PERINGATAN! POSTINGAN INI SAAAANGAT PANJANG! ^^

Inilah yang mau saya bicarakan. Kisah cinta diantara sepasang sahabat. Entah itu cowok-cowok, cewek-cewek, ato malah cowok-cewek *kalo yg ini saya yakin mereka bakalan nikah deh*

Menurut pandangan saya, cowok kalau diminta mengungkapkan rasa sayang dan cinta pada sahabatnya itu mungkin sangat susah. Kan tidak mungkin, tiba-tiba seorang cowok membawa bunga dan kelihatan sekalli baru habis mandi, mendatangi sahabat cowoknya lalu bersimpuh dan bilang, “You’re my best friend forever. I love you.” Yang ada malah dikira homo =,=”

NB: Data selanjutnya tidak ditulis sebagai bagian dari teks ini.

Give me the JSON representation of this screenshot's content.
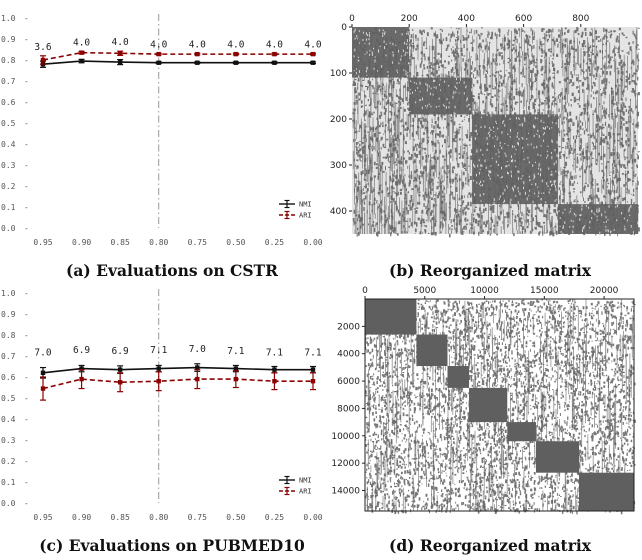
{
  "chart_data": [
    {
      "type": "line",
      "caption": "(a) Evaluations on CSTR",
      "categories": [
        "0.95",
        "0.90",
        "0.85",
        "0.80",
        "0.75",
        "0.50",
        "0.25",
        "0.00"
      ],
      "ylim": [
        0.0,
        1.0
      ],
      "yticks": [
        "0.0",
        "0.1",
        "0.2",
        "0.3",
        "0.4",
        "0.5",
        "0.6",
        "0.7",
        "0.8",
        "0.9",
        "1.0"
      ],
      "annotations": [
        "3.6",
        "4.0",
        "4.0",
        "4.0",
        "4.0",
        "4.0",
        "4.0",
        "4.0"
      ],
      "vline_category": "0.80",
      "legend_position": "bottom-right",
      "series": [
        {
          "name": "NMI",
          "color": "#111111",
          "dash": "solid",
          "values": [
            0.78,
            0.795,
            0.79,
            0.787,
            0.787,
            0.787,
            0.787,
            0.787
          ],
          "errors": [
            0.015,
            0.008,
            0.012,
            0.004,
            0.004,
            0.004,
            0.004,
            0.004
          ]
        },
        {
          "name": "ARI",
          "color": "#8b0000",
          "dash": "dashed",
          "values": [
            0.8,
            0.835,
            0.832,
            0.828,
            0.828,
            0.828,
            0.828,
            0.828
          ],
          "errors": [
            0.02,
            0.006,
            0.01,
            0.004,
            0.004,
            0.004,
            0.004,
            0.004
          ]
        }
      ]
    },
    {
      "type": "heatmap",
      "caption": "(b) Reorganized matrix",
      "xticks": [
        "0",
        "200",
        "400",
        "600",
        "800"
      ],
      "xtick_values": [
        0,
        200,
        400,
        600,
        800
      ],
      "xlim": [
        0,
        1000
      ],
      "yticks": [
        "0",
        "100",
        "200",
        "300",
        "400"
      ],
      "ytick_values": [
        0,
        100,
        200,
        300,
        400
      ],
      "ylim": [
        0,
        450
      ],
      "background_color": "#e4e4e4",
      "mark_color": "#5f5f5f",
      "blocks": [
        {
          "x": [
            0,
            200
          ],
          "y": [
            0,
            110
          ]
        },
        {
          "x": [
            200,
            420
          ],
          "y": [
            110,
            190
          ]
        },
        {
          "x": [
            420,
            720
          ],
          "y": [
            190,
            385
          ]
        },
        {
          "x": [
            720,
            1000
          ],
          "y": [
            385,
            450
          ]
        }
      ]
    },
    {
      "type": "line",
      "caption": "(c) Evaluations on PUBMED10",
      "categories": [
        "0.95",
        "0.90",
        "0.85",
        "0.80",
        "0.75",
        "0.50",
        "0.25",
        "0.00"
      ],
      "ylim": [
        0.0,
        1.0
      ],
      "yticks": [
        "0.0",
        "0.1",
        "0.2",
        "0.3",
        "0.4",
        "0.5",
        "0.6",
        "0.7",
        "0.8",
        "0.9",
        "1.0"
      ],
      "annotations": [
        "7.0",
        "6.9",
        "6.9",
        "7.1",
        "7.0",
        "7.1",
        "7.1",
        "7.1"
      ],
      "vline_category": "0.80",
      "legend_position": "bottom-right",
      "series": [
        {
          "name": "NMI",
          "color": "#111111",
          "dash": "solid",
          "values": [
            0.62,
            0.64,
            0.635,
            0.64,
            0.645,
            0.64,
            0.635,
            0.635
          ],
          "errors": [
            0.025,
            0.015,
            0.018,
            0.015,
            0.018,
            0.015,
            0.015,
            0.015
          ]
        },
        {
          "name": "ARI",
          "color": "#8b0000",
          "dash": "dashed",
          "values": [
            0.545,
            0.59,
            0.575,
            0.58,
            0.59,
            0.59,
            0.58,
            0.58
          ],
          "errors": [
            0.055,
            0.045,
            0.045,
            0.045,
            0.045,
            0.04,
            0.04,
            0.04
          ]
        }
      ]
    },
    {
      "type": "heatmap",
      "caption": "(d) Reorganized matrix",
      "xticks": [
        "0",
        "5000",
        "10000",
        "15000",
        "20000"
      ],
      "xtick_values": [
        0,
        5000,
        10000,
        15000,
        20000
      ],
      "xlim": [
        0,
        22500
      ],
      "yticks": [
        "2000",
        "4000",
        "6000",
        "8000",
        "10000",
        "12000",
        "14000"
      ],
      "ytick_values": [
        2000,
        4000,
        6000,
        8000,
        10000,
        12000,
        14000
      ],
      "ylim": [
        0,
        15500
      ],
      "background_color": "#ffffff",
      "mark_color": "#5f5f5f",
      "blocks": [
        {
          "x": [
            0,
            4300
          ],
          "y": [
            0,
            2600
          ]
        },
        {
          "x": [
            4300,
            6900
          ],
          "y": [
            2600,
            4900
          ]
        },
        {
          "x": [
            6900,
            8700
          ],
          "y": [
            4900,
            6500
          ]
        },
        {
          "x": [
            8700,
            11900
          ],
          "y": [
            6500,
            9000
          ]
        },
        {
          "x": [
            11900,
            14300
          ],
          "y": [
            9000,
            10400
          ]
        },
        {
          "x": [
            14300,
            17900
          ],
          "y": [
            10400,
            12700
          ]
        },
        {
          "x": [
            17900,
            22500
          ],
          "y": [
            12700,
            15500
          ]
        }
      ]
    }
  ]
}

Yah, saya kan bukan cowok, ya. Jadi, saya tidak banyak mengenai cara mereka menunjukkan kasih sayang kepada satu sama lain ^^

Lain lagi dengan para kaum hawa.

Cewek itu akan dengan sangat mudah untuk menunjukkan segala emosinya kepada sahabatnya—sesama cewek. Cewek itu lebih care pada seseorang, apalagi kalau seseorang itu juga care padanya. Cewek itu akan sangat setia pada sahabatnya, tapi sekali dia merasa dikhianati, mungkin dia akan marah selamanya =,=”

Namun, ada juga beberapa tipe cewek yang TIDAK BISA terlalu menunjukkan rasa cinta dan sayangnya kepada seseorang. Termasuk kepada sahabatnya yang sesama cewek.

Contoh kecilnya, saya. Ini sekalian curhat bermanfaat.

Mungkin ada beberapa readers yang tau siapa sahabat saya. Walaupun saya tidak pernah menunjukkannya, misal dengan berkata seperti ini: ‘TAU GAK? GUE KAN SAHABATAN SAMA DIA!’ Saya rasa tindakan akan lebih berarti dibandingkan dengan cuma omongan di mulut dan tak ada realisasi-nya. Itu percuma.

Saya adalah orang yang introvert, stadium menengah—ke atas. Saya tidak bisa gampang menerima seseorang untuk mengetahui perasaan saya. Saya juga tidak mudah menemukan seseorang yang tepat untuk diajak bicara, meskipun saya akui bahwa saya ini SANGAT MUDAH menceritakan segala hal pada teman-teman saya. Dalam artian, hanya untuk meringankan beban pikiran saja, dan biasanya saya tidak mau melanjutkan pembicaraan dengan detail-detail pribadi.

Saya bisa saja mengatakan bahwa tindakan akan lebih berarti dibandingkan perkataan.

Sayangnya, saya sendiri sangat sulit untuk melakukannya. Sekadar mengirim sms atau menanyakan kabarnya saja menurut saya sudah merupakan ‘tindakan’ dan bentuk perhatian saya kepada dia—sahabat saya ini.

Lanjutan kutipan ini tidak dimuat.